The door opened softly, and an Elf entered with a bowl of fruit--brambleberries, I noticed; and suddenly the memory of Sam’s mother and her recognition of how I loved such berries filled me with a feeling of the pleasure of remembering along with a portion of sadness that she’d not lived long enough to see how great her son had grown to become. A few were set on a small plate for me, and a spoon placed in my hand. I managed to eat them all, and I set down the spoon, grateful to be finished. Elrond again filled the goblet with water and gave it to me to drink, although I found this time I could do little more than sip at it.

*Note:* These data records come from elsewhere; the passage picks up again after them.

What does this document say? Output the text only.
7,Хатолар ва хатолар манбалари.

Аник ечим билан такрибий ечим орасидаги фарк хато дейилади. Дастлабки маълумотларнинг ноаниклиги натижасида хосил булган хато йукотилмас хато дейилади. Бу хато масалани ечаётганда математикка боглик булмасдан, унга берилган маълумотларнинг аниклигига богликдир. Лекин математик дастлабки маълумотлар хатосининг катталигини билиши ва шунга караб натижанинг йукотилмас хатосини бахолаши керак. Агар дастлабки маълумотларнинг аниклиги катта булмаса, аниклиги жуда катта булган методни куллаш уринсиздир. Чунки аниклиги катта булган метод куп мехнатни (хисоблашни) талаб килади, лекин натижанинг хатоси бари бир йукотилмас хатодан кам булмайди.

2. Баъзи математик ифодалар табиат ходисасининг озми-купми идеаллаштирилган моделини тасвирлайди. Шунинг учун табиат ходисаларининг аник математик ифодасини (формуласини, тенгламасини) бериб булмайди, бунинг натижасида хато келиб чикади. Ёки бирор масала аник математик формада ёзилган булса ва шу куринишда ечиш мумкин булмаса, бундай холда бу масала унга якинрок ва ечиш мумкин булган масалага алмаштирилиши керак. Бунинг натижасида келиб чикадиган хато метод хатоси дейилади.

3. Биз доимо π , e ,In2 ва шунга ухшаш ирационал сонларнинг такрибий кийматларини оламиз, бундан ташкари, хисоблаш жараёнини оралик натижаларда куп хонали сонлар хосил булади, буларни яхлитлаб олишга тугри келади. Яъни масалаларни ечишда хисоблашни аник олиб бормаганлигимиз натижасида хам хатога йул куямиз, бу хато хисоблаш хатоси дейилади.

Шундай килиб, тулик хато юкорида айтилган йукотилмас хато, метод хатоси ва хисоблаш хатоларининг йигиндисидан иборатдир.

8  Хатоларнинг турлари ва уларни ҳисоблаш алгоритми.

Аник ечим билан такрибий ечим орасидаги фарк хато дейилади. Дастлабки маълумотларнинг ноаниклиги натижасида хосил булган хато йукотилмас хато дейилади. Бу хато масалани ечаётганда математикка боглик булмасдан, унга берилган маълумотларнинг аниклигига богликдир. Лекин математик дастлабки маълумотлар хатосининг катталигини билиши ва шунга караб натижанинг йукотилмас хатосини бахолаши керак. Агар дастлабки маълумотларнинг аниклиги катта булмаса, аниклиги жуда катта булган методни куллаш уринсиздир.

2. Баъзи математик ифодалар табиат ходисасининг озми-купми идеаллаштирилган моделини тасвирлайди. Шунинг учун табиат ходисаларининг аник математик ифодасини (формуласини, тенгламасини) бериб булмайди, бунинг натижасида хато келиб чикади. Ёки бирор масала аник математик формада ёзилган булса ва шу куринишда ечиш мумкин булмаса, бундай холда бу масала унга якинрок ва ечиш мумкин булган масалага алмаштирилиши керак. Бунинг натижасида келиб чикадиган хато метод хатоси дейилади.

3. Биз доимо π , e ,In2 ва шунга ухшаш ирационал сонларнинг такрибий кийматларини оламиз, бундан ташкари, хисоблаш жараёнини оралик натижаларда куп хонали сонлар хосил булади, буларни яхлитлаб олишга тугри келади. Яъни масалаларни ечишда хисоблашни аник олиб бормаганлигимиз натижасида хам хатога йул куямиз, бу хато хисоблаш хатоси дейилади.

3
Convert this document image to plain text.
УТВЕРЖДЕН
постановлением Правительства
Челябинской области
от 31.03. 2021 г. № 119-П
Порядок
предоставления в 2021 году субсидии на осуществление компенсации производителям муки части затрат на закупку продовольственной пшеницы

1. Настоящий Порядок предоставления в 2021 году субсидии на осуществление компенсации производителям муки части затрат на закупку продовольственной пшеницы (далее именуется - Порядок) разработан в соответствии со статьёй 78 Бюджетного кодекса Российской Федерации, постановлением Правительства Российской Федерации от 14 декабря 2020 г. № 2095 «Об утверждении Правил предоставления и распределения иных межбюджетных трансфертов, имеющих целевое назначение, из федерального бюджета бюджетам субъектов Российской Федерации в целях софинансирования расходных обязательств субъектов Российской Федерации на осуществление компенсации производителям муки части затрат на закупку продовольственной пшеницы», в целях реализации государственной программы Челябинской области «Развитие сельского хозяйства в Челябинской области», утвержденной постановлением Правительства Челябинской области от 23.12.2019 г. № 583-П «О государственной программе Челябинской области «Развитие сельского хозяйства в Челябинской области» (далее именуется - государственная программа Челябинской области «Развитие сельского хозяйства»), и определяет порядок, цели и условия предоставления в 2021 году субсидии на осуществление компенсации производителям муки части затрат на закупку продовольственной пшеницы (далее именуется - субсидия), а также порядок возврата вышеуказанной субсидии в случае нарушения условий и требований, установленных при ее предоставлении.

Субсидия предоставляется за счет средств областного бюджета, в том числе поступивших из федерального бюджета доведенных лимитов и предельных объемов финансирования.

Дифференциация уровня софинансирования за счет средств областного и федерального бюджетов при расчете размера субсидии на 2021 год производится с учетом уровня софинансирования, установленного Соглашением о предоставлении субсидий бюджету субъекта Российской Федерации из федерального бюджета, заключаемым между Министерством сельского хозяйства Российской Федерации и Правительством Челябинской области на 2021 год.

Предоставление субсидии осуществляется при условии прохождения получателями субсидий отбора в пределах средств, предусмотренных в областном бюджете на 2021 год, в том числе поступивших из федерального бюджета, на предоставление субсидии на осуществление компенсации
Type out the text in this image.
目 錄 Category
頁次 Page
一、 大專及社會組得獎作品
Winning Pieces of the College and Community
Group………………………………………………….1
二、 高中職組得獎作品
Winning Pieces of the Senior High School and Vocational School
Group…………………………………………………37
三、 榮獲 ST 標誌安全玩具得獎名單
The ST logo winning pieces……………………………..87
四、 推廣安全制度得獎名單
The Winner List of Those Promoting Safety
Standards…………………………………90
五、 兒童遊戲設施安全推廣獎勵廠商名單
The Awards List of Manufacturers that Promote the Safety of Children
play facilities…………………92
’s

Finally Galadriel spoke again. "You need not come into the salon if it overwhelms you. But you do need at times to leave your cabin and to be with others. At such times we will gladly meet you here. And be warned we will be watching you and watching over you, Ringbearer. You deserve to be able to know sheer joy once more ere you take that Way." And Elrond took me back to my room. The brazier was once again lit, and as he helped me disrobe and put on again the nightshirt, a knock at the door heralded the arrival of Gildor once more, this time carrying the basin of water and a packet of athelas leaves. As I readied myself for sleep Elrond again set the bowl into its place in the ring over the brazier, breathed on one of the leaves and bruised it, then dropped it gently into the now steaming water as he sang the Invocation over it. He then aided me into the high bed and settled the coverings low over my chest, opened the shirt to examine my shoulder, then had me sit up higher so he could look at the place on the back of my neck which still had the ability to make Sam blanch, and sighed. He place his hand upon it, and sang over it. As he sang, Gandalf opened the door and entered, placed his right hand over Elrond’s, and joined the singing. This time Light did not fill me, but instead it felt as if some of the darkness which had begun seeking to engulf my body and soul was being forced out of me, and relieved I finally lay back and sighed, then closed my eyes and let sleep take me.